Noch 204 Tage bis zum Beginn der EM, "ein sehr langes halbes Jahr", wie der Bundestrainer in Hamburg sagte. Ihm wäre ein sehr kurzes halbes Jahr lieber, noch lieber würde er wohl schon übermorgen das Turnier eröffnen, selbst wenn das bedeuten müsste, auf Bastian Schweinsteiger zu verzichten.

Aber: Schweinsteiger? Wer war das noch mal? Hat man den vermisst, als man Holland "in Grund und Boden spielte", wie Manuel Neuer schonungslos ehrlich bekannte?

In dieser Luxus-Mannschaft gibt es zwar viele Spieler, deren Talente sie einzigartig erscheinen lassen, aber dank des hoch entwickelten Ganzen kaum einen mehr, der eine leere Stelle hinterlässt, wenn er mal fehlt. Die Ausnahme bildet Thomas Müller, der unter den großen Fußballern auf der Welt unvergleichlich ist. Eine schräge, aber gute Laune der Natur hat ihn hervorgebracht.

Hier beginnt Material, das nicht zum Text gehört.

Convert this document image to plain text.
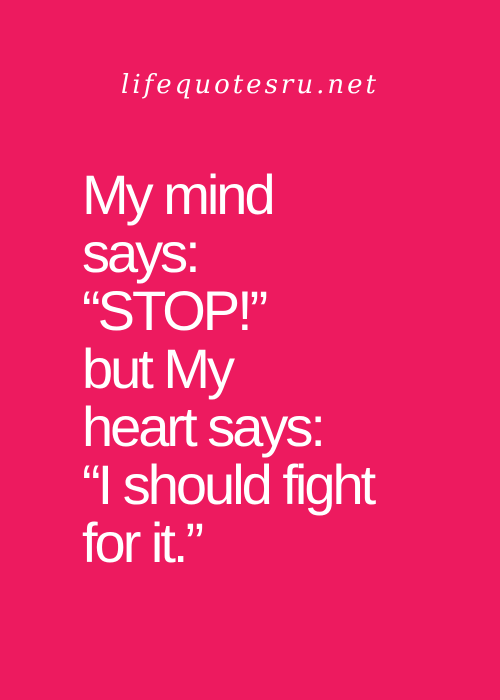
lifequotesru.net
My mind
says:
“STOP!”
but My
heart says:
“I should fight
for it.”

In Hamburg haben Müller und Kollegen dem ohnehin glänzenden Länderspieljahr eine funkelnde Krone aufgesetzt. Wie im vorigen Jahr hat die Nationalmannschaft auch 2011 ein Konjunkturhoch ohne Brüche und nennenswerte Schwankungen erlebt, von Partie zu Partie ist sie besser geworden. Das Publikum wird verwöhnt wie selten zuvor, Testspiele sind auf einmal Festspiele.

Im August beim 3:2 gegen Brasilien hatte das DFB-Team ein wunderbares Spektakel geboten, aber beim 3:0 gegen Holland hat es ein Niveau in der Nähe der Vollendung erreicht, das Rätsel aufgab: War es die Fortsetzung der Steigerung oder eine gesteigerte Fortsetzung?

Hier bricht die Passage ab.